There is a happening which alters the course of the story, something to neatly divide the rising action with the falling action. It is at this moment that the movie really begins firing on all cylinders. To be honest, when I first viewed the film I felt some frustration with the slow speed of the first half. It is in the second that things begin to take shape, that plot points begin to come together and things begin to happen. It is not what you are thinking. Noting the connection to Ocean’s 11 was perhaps unwise – there is no convoluted heist, no bizarre twist ending that throws everything before into disarray. Not to say that there is no twist, mind you, simply that the movie isn’t working toward some gimmicky finale. If the “twist” of Hard Eight seems unbelievable, that’s okay, because the point is not really in what it means in the here-and-now (aside from as a device for providing momentary friction between two characters). It’s used instead as a way of re-framing the character interactions. Or maybe “re-framing” is still too strong a term. Re-interpreting, maybe.
It’s so damn hard to speak about the movie without discussing it in more specific ways. It’s not that I feel that pointing to a specific scene would be a spoiler in any way, but that there is so much of value here and so often it’s very simple… I don’t want to rob a first-time viewer of the experience. Watching the movie recently, there’s like a twenty minute sequence wherein Sydney meets with Jimmy in a deserted parking lot. First Hall then Jackson get the upper hand in their conversation, a remarkable battle that takes place on screen without a single punch being thrown. Each actor has his own style of speech which he brings to the character, so that it’s easy to see the lines of dialogue as they were written on the page while witnessing the vibrant life and immediacy that the actors bring to the words. It all comes together in a stirring phone conversation which, honestly, could be one of my favorite scenes in any film I have ever seen. I realize that those are strong words, but it’s just a phenomenal moment.
When I wrote my original review of Hard Eight just a little over three years ago, I also made sure to mention Jon Brion’s smooth score, which “weaves itself into the story” and “flows so naturally” (yes, I have no hesitation with quoting myself). It would be foolish of me to forget about Anderon’s deft handling of the images – a lot of wide shots, like the instantly entrancing opening scene that introduces both John and Sydney.

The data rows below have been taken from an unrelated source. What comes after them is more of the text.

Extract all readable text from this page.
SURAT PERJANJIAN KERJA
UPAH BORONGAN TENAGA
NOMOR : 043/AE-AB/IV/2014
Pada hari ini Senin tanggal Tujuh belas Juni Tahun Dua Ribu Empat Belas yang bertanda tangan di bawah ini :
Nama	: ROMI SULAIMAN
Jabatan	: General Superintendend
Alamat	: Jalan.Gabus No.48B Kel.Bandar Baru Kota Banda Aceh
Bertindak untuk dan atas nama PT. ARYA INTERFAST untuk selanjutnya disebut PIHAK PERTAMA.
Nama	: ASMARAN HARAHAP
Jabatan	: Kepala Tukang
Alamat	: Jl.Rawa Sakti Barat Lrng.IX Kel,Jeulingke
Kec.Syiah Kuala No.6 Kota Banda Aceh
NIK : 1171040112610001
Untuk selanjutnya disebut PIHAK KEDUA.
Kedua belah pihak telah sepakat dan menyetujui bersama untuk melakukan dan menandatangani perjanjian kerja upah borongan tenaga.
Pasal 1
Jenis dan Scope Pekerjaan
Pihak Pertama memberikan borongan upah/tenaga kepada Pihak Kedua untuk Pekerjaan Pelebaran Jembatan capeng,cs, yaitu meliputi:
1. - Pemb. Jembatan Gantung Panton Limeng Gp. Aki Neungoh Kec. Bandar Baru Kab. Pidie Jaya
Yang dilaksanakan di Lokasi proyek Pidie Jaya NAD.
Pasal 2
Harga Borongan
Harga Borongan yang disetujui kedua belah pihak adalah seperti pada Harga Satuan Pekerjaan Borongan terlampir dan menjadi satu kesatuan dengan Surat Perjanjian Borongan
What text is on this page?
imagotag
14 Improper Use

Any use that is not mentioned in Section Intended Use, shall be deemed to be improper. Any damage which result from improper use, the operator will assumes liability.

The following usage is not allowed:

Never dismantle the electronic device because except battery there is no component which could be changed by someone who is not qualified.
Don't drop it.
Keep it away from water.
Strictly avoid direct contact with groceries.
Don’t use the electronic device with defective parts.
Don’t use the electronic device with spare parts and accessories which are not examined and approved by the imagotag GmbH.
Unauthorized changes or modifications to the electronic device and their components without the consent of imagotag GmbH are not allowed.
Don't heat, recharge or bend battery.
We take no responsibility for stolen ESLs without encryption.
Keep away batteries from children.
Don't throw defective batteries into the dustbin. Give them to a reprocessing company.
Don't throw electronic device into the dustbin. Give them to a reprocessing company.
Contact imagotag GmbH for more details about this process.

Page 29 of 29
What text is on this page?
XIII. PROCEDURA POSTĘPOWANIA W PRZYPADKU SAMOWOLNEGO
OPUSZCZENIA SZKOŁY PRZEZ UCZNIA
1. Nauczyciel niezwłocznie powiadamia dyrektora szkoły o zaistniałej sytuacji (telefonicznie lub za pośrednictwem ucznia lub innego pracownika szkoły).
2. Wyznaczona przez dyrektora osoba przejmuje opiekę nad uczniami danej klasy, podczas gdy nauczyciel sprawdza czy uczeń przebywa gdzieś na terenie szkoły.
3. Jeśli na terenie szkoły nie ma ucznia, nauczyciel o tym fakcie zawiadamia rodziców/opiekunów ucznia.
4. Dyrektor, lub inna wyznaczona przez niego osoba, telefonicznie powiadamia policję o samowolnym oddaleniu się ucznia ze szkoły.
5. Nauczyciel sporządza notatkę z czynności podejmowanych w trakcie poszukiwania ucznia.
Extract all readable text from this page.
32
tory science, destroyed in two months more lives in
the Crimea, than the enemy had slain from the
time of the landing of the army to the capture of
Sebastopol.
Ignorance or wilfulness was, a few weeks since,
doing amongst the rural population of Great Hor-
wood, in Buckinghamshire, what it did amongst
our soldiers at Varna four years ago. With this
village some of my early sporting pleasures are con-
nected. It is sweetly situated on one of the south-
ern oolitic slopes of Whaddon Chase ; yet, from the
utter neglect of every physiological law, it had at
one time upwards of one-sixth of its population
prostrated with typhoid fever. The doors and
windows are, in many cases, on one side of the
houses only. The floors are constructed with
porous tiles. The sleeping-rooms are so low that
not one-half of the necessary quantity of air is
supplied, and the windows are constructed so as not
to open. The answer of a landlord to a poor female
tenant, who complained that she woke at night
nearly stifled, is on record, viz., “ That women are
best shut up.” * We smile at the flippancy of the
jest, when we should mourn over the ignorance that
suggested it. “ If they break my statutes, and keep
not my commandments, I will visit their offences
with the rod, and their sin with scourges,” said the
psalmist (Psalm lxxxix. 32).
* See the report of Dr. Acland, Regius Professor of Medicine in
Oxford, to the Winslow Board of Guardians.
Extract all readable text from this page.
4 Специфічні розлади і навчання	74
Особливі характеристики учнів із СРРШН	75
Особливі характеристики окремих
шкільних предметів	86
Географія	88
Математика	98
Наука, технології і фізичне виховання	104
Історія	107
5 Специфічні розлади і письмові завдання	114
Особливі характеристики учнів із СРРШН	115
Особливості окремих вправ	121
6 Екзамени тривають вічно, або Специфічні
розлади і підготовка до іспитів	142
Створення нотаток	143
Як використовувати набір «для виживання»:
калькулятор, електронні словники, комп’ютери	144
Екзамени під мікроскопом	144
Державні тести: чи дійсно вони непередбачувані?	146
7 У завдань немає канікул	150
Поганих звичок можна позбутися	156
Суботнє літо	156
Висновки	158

Really, this is almost everything that I look for in a movie. A clever, funny, interesting script. An excellent score which works in conjunction with the action. Gorgeous imagery. An emotional depth that makes your heart ache. And incredible performances by amazing actors who absolutely own their roles. How many more synonyms for “fantastic” can I use to describe this movie? Paul Thomas Anderson made a masterpiece right out the gate.
Hard Eight is truly one of my favorite films.